The results obtained, compared to the third column, better balance the number of parameters of the two sets of convolution kernels, especially at level 5.

Table 1 shows the compression results of the present invention, where the original VGG-16 model contains 15.0M parameters and 314M calculated amounts, and the accuracy on CIFAR-10 is 93.45%; the number of model parameters obtained by adopting a traditional structured pruning method is 5.4M, the calculated amount is 206M, and the accuracy rate is reduced to 93.40%; by adopting the automatic learning method of the convolution kernel shape, the accuracy of the model can be improved while the network is compressed by adding each regular constraint, which shows that each constraint can play a beneficial role in the compression result, the parameter number of the finally obtained model (scheme four) is 6.14M, the calculated amount is 151M, and the accuracy is improved by 94.17%.

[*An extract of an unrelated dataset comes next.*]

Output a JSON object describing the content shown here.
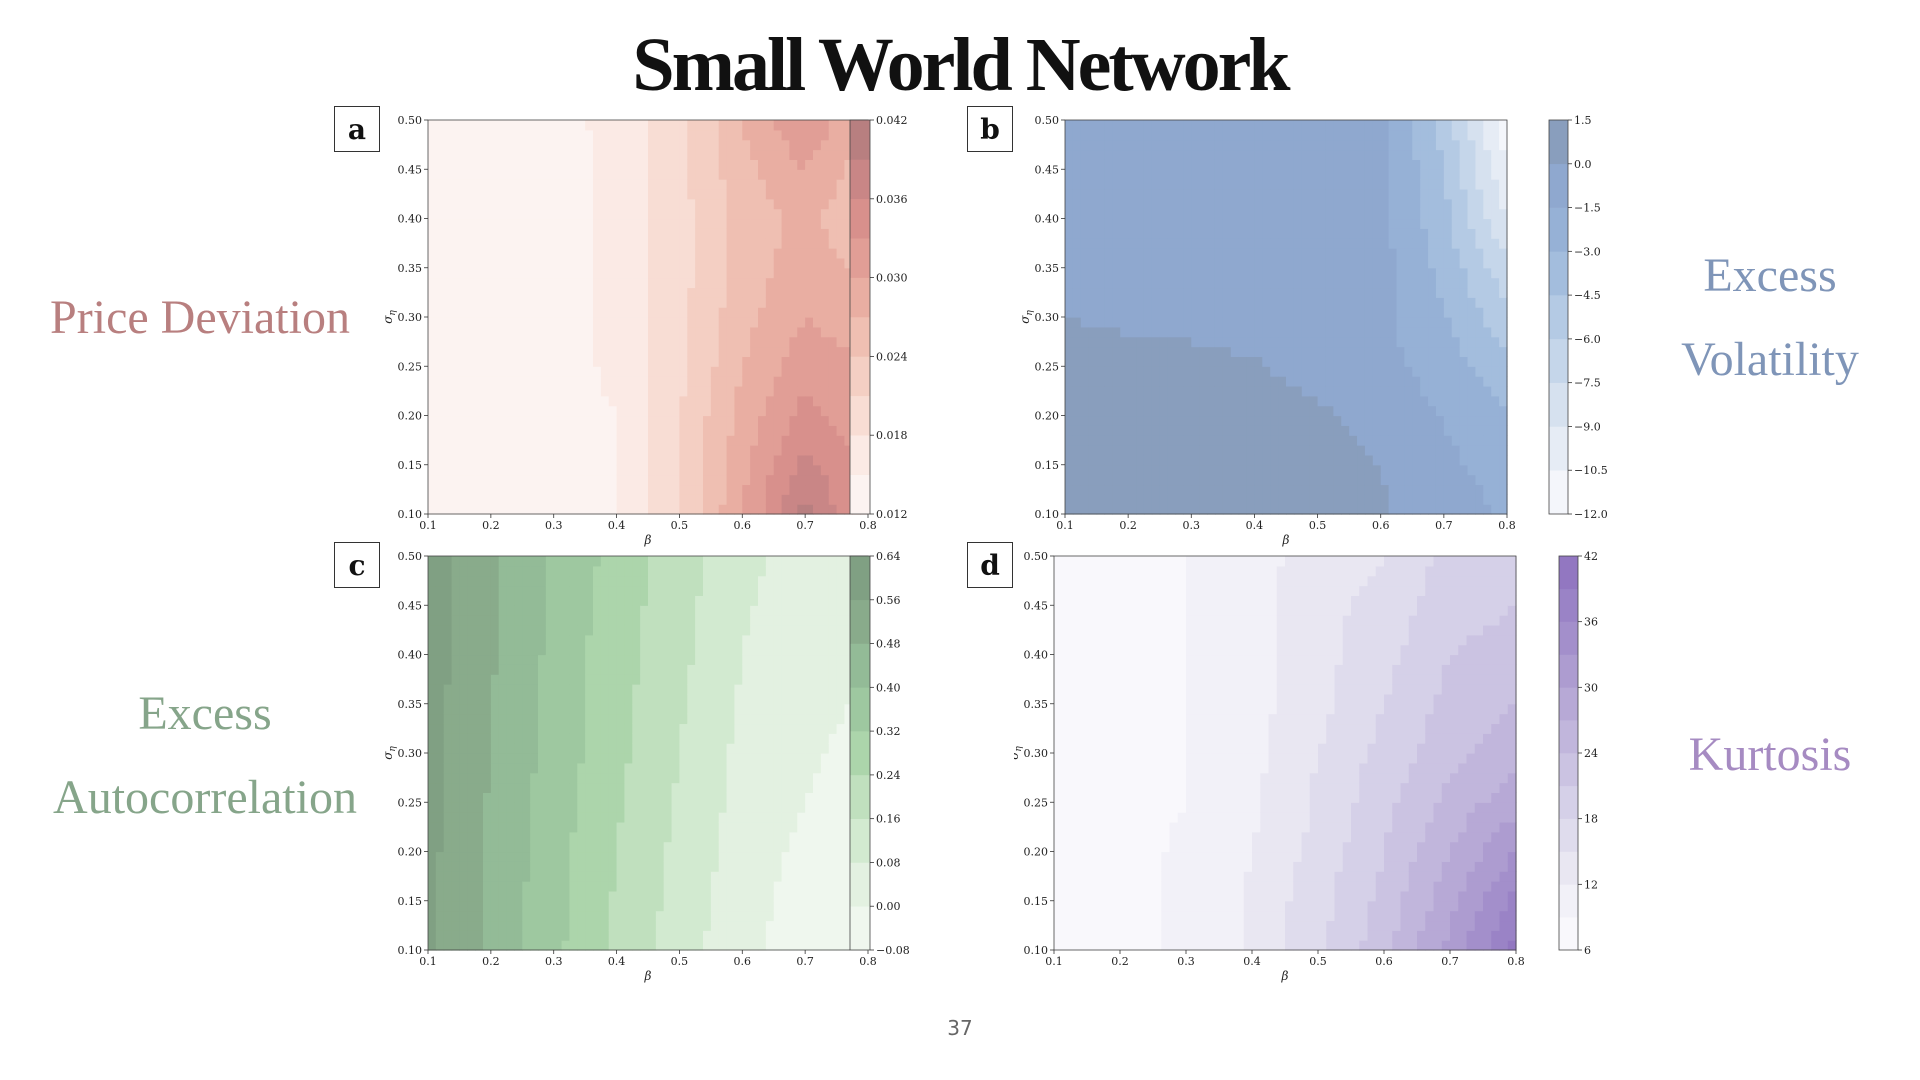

Table 1 table of network compression results of the present invention

Claims

1. An image classification network compression method based on convolution kernel shape automatic learning is characterized by comprising the following steps:

step 1: building a convolutional neural network for image classification;

Distribution equalization regularization term

Between-group equalization regularization term

In the formula, λ₁、λ₂、λ₃Is a coefficient for balancing the terms;

2. The image classification network compression method based on convolution kernel shape automatic learning of claim 1, characterized in that the convolution neural network in step 1 is VGG.

3. The image classification network compression method based on convolution kernel shape automatic learning of claim 1, characterized in that the convolution neural network in step 1 is ResNet.